Among the many legitimate criticisms of the 2008–09 Wall Street bailout was that it created a situation in which profits are private but losses are public, being borne by taxpayers who extended liberal loans and outright subsidies to various firms in order to head off total paralysis in the credit markets. Critics right and left regarded the combination of private profits and public losses as inherently objectionable — but Barack Obama and congressional Democrats apparently saw in the Wall Street bailout a model for health-insurance reform. And, surprise: Buried deep within the Affordable Care Act are not one but two provisions to provide preemptive bailouts to insurance companies in the event that their finances should be overwhelmed by unanticipated circumstances — for example, a catastrophically incompetent rollout of the program that left them overburdened with high-cost sick and elderly clients. This is one of the many distasteful results of Nancy Pelosi’s pass-it-to-find-out-what’s-in-it style of legislation.
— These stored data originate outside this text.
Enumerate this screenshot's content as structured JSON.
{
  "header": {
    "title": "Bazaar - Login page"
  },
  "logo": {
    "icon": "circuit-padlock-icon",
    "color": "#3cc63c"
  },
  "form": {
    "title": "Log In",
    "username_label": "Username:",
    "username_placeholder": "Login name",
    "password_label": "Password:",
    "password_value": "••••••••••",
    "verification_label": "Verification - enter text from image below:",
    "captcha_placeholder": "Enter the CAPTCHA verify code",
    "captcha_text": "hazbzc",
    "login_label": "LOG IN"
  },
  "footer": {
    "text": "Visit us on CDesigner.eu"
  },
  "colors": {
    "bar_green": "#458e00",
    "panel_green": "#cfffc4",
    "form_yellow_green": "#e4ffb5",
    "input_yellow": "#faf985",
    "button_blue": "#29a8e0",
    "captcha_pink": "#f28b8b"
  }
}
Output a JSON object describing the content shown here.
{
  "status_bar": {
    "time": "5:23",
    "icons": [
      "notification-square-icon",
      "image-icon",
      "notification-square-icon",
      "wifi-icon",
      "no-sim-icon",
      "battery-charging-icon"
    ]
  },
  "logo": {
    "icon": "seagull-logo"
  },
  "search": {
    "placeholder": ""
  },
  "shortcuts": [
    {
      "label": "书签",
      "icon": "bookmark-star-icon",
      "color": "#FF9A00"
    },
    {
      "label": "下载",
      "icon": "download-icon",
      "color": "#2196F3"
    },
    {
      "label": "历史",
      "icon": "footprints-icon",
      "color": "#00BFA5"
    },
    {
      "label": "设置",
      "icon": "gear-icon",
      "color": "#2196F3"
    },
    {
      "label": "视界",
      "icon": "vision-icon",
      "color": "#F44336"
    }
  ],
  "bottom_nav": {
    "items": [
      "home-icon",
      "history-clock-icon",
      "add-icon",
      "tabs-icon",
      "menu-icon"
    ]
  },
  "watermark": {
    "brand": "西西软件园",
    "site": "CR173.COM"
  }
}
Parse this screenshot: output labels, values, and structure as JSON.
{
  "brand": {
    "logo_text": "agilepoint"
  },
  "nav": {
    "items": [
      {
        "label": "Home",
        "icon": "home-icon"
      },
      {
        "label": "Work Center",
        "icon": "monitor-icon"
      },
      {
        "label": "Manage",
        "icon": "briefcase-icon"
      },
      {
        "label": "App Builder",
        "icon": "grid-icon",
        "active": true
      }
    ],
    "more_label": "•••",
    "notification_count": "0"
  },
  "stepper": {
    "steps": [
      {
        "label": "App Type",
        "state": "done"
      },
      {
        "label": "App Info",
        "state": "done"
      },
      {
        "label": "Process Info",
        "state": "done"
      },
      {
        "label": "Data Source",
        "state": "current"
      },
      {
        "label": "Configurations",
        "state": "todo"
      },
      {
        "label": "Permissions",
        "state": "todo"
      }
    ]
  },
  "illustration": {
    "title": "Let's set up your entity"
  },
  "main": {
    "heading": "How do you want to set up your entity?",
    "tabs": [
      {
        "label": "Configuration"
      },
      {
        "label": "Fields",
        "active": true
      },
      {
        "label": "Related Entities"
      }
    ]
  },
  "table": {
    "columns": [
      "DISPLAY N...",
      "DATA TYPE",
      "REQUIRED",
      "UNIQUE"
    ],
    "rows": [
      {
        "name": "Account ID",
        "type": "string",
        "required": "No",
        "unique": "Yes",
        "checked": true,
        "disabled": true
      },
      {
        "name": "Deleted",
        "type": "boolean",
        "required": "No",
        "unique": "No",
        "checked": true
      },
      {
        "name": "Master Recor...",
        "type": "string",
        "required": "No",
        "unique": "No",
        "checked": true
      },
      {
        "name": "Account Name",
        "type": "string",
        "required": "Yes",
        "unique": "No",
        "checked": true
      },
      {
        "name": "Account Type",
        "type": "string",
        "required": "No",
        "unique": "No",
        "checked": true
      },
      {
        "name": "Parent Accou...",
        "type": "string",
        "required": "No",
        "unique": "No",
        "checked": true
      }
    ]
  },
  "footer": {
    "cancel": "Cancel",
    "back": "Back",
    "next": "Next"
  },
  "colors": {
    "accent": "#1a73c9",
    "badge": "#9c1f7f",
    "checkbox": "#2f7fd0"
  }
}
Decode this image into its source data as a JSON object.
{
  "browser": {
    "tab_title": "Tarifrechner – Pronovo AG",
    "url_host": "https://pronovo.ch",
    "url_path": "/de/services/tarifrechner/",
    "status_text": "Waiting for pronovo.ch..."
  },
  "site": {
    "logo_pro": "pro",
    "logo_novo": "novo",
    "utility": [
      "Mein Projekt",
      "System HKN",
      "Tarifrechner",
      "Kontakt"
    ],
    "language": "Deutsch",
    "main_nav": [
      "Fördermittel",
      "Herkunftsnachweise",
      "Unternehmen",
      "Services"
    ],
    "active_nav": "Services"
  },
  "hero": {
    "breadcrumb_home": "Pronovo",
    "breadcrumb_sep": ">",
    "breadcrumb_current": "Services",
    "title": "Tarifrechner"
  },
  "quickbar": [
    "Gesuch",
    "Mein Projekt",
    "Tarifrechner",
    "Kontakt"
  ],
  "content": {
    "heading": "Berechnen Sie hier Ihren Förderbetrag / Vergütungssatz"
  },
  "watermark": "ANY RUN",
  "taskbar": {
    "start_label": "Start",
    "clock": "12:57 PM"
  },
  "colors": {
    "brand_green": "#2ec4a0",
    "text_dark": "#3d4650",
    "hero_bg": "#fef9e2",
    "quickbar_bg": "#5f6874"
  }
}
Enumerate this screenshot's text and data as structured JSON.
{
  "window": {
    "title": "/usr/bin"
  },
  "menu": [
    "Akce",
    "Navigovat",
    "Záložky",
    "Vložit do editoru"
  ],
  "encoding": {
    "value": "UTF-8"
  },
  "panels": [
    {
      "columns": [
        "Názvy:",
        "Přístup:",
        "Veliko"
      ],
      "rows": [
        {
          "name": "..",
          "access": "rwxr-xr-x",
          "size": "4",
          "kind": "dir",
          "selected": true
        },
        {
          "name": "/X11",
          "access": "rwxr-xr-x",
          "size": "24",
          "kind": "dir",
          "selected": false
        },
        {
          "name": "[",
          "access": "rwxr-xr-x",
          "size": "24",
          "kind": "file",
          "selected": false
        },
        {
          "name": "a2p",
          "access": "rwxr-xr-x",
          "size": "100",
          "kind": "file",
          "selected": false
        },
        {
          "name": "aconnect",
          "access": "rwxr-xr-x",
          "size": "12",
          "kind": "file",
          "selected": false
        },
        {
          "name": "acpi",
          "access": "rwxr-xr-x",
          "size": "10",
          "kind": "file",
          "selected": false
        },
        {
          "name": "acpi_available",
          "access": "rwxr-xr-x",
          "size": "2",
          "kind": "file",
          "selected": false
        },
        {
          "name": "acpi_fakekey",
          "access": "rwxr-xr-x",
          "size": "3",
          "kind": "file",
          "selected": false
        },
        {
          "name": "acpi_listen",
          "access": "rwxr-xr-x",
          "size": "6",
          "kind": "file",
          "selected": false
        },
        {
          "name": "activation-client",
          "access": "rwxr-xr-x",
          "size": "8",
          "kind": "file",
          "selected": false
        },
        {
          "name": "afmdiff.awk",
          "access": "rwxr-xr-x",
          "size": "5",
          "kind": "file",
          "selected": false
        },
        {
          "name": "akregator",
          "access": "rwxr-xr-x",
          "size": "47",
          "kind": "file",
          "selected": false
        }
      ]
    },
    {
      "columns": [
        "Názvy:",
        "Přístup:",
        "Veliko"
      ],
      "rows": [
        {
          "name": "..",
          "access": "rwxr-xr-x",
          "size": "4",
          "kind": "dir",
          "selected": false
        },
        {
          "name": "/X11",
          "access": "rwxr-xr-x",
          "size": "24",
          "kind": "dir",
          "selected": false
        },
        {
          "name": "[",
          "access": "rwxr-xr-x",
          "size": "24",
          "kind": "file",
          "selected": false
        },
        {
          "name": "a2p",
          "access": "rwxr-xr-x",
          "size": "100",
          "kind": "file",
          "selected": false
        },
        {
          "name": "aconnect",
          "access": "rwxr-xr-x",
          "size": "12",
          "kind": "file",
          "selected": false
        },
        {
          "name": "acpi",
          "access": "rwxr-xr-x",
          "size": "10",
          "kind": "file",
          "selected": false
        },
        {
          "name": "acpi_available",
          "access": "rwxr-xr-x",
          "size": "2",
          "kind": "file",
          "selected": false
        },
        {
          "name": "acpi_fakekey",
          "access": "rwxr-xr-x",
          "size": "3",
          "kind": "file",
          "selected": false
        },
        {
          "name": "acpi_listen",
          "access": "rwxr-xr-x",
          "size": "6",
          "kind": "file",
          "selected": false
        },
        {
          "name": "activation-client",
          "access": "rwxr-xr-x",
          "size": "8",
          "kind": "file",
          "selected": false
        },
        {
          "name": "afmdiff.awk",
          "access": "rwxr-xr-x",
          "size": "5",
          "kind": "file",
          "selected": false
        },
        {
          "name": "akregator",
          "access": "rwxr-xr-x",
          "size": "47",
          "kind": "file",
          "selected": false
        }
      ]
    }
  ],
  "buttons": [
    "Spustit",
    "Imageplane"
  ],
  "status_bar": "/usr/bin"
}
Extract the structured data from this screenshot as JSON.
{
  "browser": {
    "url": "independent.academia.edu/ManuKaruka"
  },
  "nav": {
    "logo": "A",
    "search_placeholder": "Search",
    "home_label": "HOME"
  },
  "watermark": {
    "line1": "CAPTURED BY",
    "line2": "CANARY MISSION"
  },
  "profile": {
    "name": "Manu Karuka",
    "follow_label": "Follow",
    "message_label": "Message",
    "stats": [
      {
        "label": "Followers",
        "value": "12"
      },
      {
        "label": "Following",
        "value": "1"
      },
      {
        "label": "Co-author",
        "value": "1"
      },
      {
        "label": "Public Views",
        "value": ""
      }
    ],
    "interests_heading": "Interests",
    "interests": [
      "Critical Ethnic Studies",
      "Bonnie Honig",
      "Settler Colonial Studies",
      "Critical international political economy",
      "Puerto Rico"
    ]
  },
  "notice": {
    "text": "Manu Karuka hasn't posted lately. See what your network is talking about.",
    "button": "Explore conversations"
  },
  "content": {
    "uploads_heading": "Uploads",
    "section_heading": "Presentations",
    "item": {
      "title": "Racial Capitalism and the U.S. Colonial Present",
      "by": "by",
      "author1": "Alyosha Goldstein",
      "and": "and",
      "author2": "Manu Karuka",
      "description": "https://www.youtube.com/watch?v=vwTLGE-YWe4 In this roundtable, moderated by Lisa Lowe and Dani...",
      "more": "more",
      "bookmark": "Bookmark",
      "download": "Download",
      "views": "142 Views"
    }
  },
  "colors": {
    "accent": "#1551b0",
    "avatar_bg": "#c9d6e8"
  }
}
The bailout provisions of Obamacare are found in Sections 1341 and 1342 of the Affordable Care Act, both of which should be repealed. Doing so will be difficult, but it is not impossible. The first provision bails out insurance companies for costs associated with individual patients when they exceed $45,000. Under this so-called reinsurance program, insurers will be able to push off 80 percent of costs between $45,000 and $250,000 onto a fund financed by a fee of $63 per head on customers of insurance companies and workers covered by self-insuring companies. Given that most of the associated costs will almost certainly be passed on to consumers by insurers, that fee is in effect a tax. And in the event that the fund does not generate revenue sufficient to cover its costs — far from an unlikely scenario — then taxpayers will be explicitly on the hook. This preemptive bailout was included in the law as a deal-sweetener to induce more insurance companies to participate in the program. It is a good deal for insurers, for whom any opportunity to reassign risk to somebody else is a welcome profit opportunity, but it is a terrible deal for consumers and taxpayers.
The potential costs and risks associated with these provisions are worrisome, and the fact that they are in effect hidden from the public is troubling in and of itself. The complexity of Obamacare is by design: By obscuring the realities of the program, Obamacare’s architects ensured that it would be easier to peddle such untruths as “If you like your insurance, you can keep it” and promises of substantially lower premiums. The reality of Obamacare has shocked Americans, but it has not shocked them enough: Even as the law sends many Americans’ insurance premiums skyrocketing, those higher premiums do not cover the costs associated with the program — Americans will be paying on the front end and on the back end as well, with premiums on one side of the equation and bailouts on the other.
If Congress had tried to pass a law simply transferring $1 trillion to insurance companies over the next decade, there would have been energetic resistance to its doing so. The Affordable Care Act amounts to the same transfer, even as it places insurers in the enviable position of having a federal law in place that gives Americans a choice between buying their products and being fined by the federal government.